How many times have you heard someone being referred to as ‘salt of the earth.’
We instinctively know it to mean a good person.
It has a rustic character to it.
There is no nonsense in this person.
I wonder if it has not been confused with ‘down to earth’ in many cases.

My Grandmother who I spoke of a few weeks back was a heavy smoker.
She smoked all her life.
By the time she got very ill, her doctor told her not to give up as that would cause more trouble for her than if she kept smoking.

But like any smoker, her tastebuds suffered.
The older she got, the more her food became richer, most particularly, salty.
The amount of salt she would put into or onto anything was alarming.
A stew would be nearly inedible, it was that salty.
We wondered what we could do.
There was no point telling her.
She cooked by taste. It was fine for her.
I wondered whether we could get weaker salt.
It seems you can’t.

Salt is salt.
There is no strong salt or weak salt. It is what it is.
Sure, some salt is better than others,
but in the realms of saltiness, there isn’t much difference.
Salt is salt. It is salty.

So when Jesus speaks of salt losing it’s saltiness, he means something else.
We know he is speaking a metaphor.

if salt has lost its taste, how can its saltiness be restored?

It can’t. Salt cannot become less salty.
It can only be mixed with something else to become diluted.
This would have been a common practice in Jesus’ time.
Salt was expensive and taxed highly.
To make more profit, sellers would have mixed salt with other cheaper compounds.

Salt was mainly used for the preservation of food.
I am sure many of you can remember a time before refrigeration where the meat you bought was preserved in salt.
Imagine in Jesus time how important salt would have been.
Imagine how useless and annoying diluted salt would have been.
It would not have done its job.
It would have made meat rot quickly.
It would lead to waste and hunger.

So if we are to be salt of the earth, we are not be diluted.

This kind of talk always worries me.
We have all heard about the dangers of worldliness,
being in the world and not of the world,
and they are quite right.

But there is a tendency to want to separate the church from the world.
This leads to cult like behaviour and self righteous holier than thou behaviour.

Jesus means we are not to let the worlds, or the power’s influence change what it is to be one of his followers.

Remembers salt’s use as a preserver.

If it loses this ability,

It is no longer good for anything, but is thrown out and trampled under foot

Followers of Jesus are to the element in the world that keeps it wholesome and stop it from decaying.

If a follower of Jesus fails to represent the character and spirit of Christ in the world, they are useless.

So we ask ourselves what is Christlike behaviour and action,
and what is going to water those down?

In our time and place,
I see two major elements that can cause our saltiness to be diluted.
A lack of love for our neighbour, and a lack of peace in our lives.

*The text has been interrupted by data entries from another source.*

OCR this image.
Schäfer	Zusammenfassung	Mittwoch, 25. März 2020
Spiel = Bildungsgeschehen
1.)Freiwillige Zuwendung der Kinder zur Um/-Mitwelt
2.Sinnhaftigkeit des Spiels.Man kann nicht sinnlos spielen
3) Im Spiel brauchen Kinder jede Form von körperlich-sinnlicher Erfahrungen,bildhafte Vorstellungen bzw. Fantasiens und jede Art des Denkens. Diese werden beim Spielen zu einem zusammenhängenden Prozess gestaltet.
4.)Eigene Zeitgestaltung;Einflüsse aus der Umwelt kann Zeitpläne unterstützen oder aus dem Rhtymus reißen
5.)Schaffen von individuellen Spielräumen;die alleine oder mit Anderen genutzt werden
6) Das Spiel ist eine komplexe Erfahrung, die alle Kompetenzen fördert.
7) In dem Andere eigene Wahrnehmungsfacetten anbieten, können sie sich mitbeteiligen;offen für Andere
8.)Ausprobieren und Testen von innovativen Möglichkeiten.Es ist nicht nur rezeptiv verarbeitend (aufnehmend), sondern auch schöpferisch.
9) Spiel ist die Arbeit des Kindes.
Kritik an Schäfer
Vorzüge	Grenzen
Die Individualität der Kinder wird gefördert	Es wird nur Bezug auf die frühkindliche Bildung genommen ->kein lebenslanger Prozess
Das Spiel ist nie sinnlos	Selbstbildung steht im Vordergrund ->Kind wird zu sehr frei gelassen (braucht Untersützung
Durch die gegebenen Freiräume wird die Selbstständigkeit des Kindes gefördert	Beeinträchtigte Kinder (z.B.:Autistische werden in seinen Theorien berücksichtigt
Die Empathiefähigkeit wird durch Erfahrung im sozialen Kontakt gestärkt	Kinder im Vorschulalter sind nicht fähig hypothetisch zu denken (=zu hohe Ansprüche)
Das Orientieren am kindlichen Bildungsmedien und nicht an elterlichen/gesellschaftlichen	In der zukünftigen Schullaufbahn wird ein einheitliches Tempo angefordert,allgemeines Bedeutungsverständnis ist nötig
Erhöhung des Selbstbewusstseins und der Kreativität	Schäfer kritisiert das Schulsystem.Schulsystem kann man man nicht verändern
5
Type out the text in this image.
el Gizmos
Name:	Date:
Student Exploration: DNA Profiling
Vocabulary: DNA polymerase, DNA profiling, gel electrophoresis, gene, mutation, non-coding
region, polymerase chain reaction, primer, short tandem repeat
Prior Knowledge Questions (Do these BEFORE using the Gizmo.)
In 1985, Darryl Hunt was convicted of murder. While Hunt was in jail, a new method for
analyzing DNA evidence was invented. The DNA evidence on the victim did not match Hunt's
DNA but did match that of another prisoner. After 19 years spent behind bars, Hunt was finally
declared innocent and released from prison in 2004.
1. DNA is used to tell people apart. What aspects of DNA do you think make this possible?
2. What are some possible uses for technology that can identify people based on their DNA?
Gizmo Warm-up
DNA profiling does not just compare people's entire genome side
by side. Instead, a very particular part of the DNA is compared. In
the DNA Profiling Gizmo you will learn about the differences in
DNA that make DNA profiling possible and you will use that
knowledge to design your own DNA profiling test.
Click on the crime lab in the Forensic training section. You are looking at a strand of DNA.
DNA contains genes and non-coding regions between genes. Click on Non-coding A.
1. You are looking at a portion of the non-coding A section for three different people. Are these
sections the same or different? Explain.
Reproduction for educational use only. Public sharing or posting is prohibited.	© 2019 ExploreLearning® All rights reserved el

If we cease to love our neighbour, we cease to be the body of Christ in our world.
Nothing can dilute our Christian behaviour more than a lack of love for those who are suffering.
We don’t need to define who is our neighbour and who isn’t: all are.
An act of selflessness and compassion toward someone we do not know is an act of Christlike behaviour.
What will dilute that is seeing someone as not our neighbour,
as someone we need not care for.

Secondly, our need to be busy and be caught up in the rhythm of the world.
When our minds are filled with ‘to do lists’ so there is no time for peace, we lose our saltiness.
Time spent in stillness and silence, praying, contemplating, meditating help us to keep our saltiness.
Quiet allows us to focus on what God wants of us, not the world.

St Paul tells us:
Now we have received not the spirit of the world, but the Spirit that is from God, so that we may understand the gifts bestowed on us by God.

It is that spirit that makes us the salt of the world. It is that spirit that makes us understand what the salt is and how we are to keep it from dilution.